Historias de atribulada economía familiar siempre ha habido en el mundo de la música clásica. Se cuentan desde hace siglos. El viejo relato del joven humilde que a través de una comunión espiritual con la música acaba deleitando a la burguesía. Perianes, que ha estudiado con los mejores profesores del mundo, como Daniel Barenboim o Alicia de Larrocha; trabajado con los mejores directores de orquesta del mundo, de Lorin Maazel a Zubin Mehta, y tocado en las salas de más prestigio del mundo, del Carnegie Hall de Nueva York al conservatorio Tchaikovsky de Moscú, prefiere vivir sin estos artificios. De forma revolucionaria en un mundillo de genios encorsetados en rituales centenarios, él preferiría no cultivar imagen alguna.
“Parece que los músicos de clásica tenemos que ser criaturas elevadas, cuando somos personas normales”, explica. “Un día, cuando salió mi disco de Falla, me llamó un periodista. Le dije: ‘Me vas a perdonar pero me pillas comprando pescado’. De fondo: ‘Ponme una dorada bien troceada’. Me dice el tío: ‘Qué poco elevado, ¿no?’. Como si yo estuviera todo el día sentado delante de un piano esperando que alguien se comunique”. Glenn Gould era conocido por ser un extravagante anacoreta. Perianes, alabado por la prensa internacional, The New York Times para arriba, es conocido por ser del Real Madrid.
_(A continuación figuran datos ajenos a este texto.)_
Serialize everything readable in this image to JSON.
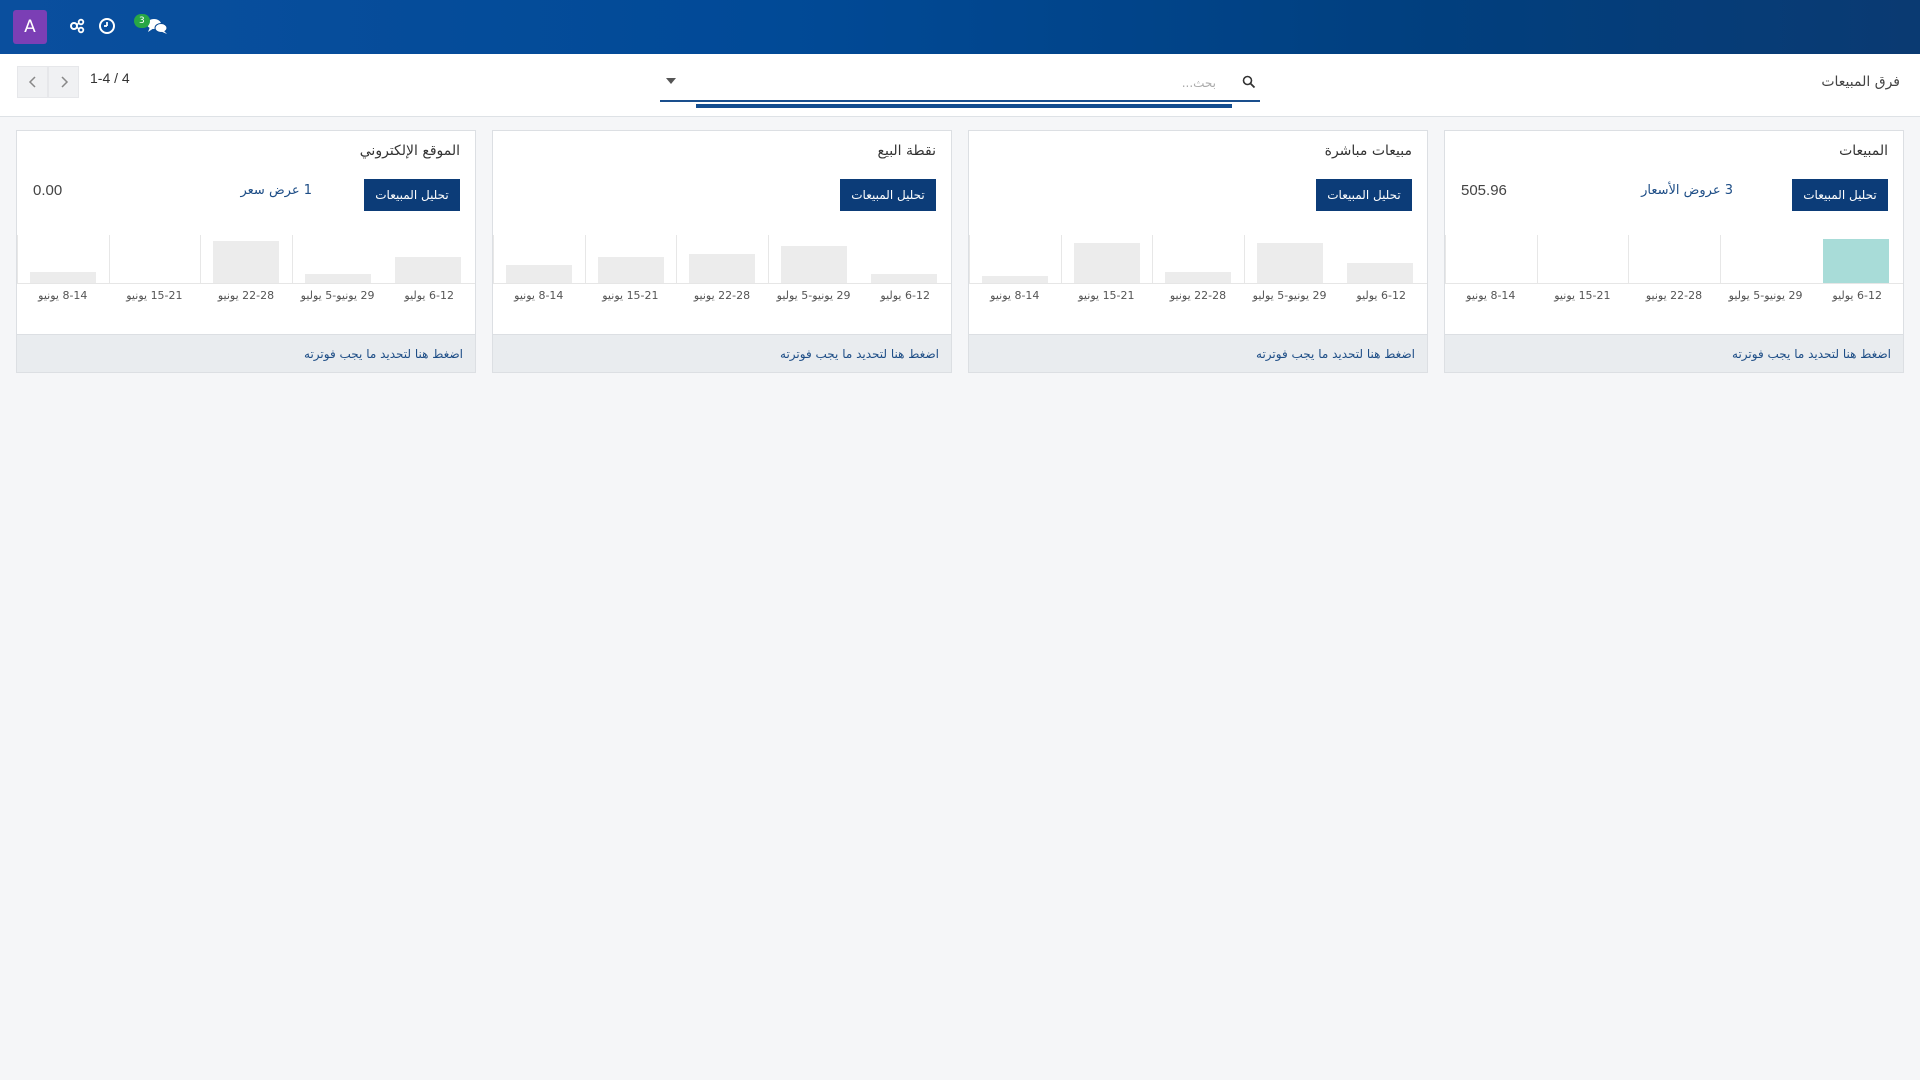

Quizá todo sea que otros le imiten, sugerimos, para acercar la música al público, para tener, al menos, músicos celebridades como en otros países. Artistas cuyos nombres llenan auditorios al igual que las estrellas de pop. Lang Lang al piano. Yo-Yo Ma al chelo. Itzhak Perlman al violín. Y así. “Afortunadamente, ningún artista español ha iniciado una campaña de comunicación tan agresiva como ellos. Lang Lang es un gran pianista y Yo-Yo Ma es galáctico, pero su fama se basa en tremendas campañas de marketing. Portadas de Grammophone, de Strad… Y todo eso tiene un coste”, se revuelve.
“En España hay muchísimo talento, mucho director de orquesta, pero también algún instrumentista, que está haciendo carrera internacional. Juanjo Mena, Pablo Heras-Casado, Josep Pons, Jesús López Cobos… Ninguno prioriza la presencia en medios a su agenda. Lo nuestro es levantarnos a las siete de la mañana y ponernos a practicar. Sería muy triste que dijeran: ‘En la foto sale bien, pero no sabe tocar un pimiento”.
Sí hay un arquetipo que se le resiste: el español en el extranjero. De España le viene el mandato de llevar la música patria por el mundo. Él se rebela a base de equilibrio. Antes del verano, publicaba un disco con el concierto para piano de Grieg y en noviembre sacará una grabación dedicada a Turina y Granados. “Pero lo de Granados huele a Schumann por los cuatro costados”, alerta. “Y Turina pretendió imitar a César Franck y a Brahms, así que no vas a oler a España por ningún lado. Es música grabada no por la nacionalidad sino por el convencimiento de que debía ser registrada”.
La otra expectativa viene de fuera y tiene el maldito nombre de un genio al piano: la difunta Alicia de Larrocha. “El lunes me voy a San Francisco, que hago Las noches de Falla con la sinfónica, y ya sé lo que me espera. ‘La última vez que esta obra se hizo aquí la hizo…’. ‘Sí, sí, no digas el nombre, que no hace falta meterme presión’. El año que viene hago Boston, Chicago y Atlanta, y va a ser como siempre: ‘La última vez que un español hizo una gira por EE UU…’. ‘Por favor, ni lo pronuncien’. No es que no quiera que la nombren, es que erademasiado grande”. Esa es la única imagen de la que nadie nunca se puede librar. La que no es suya.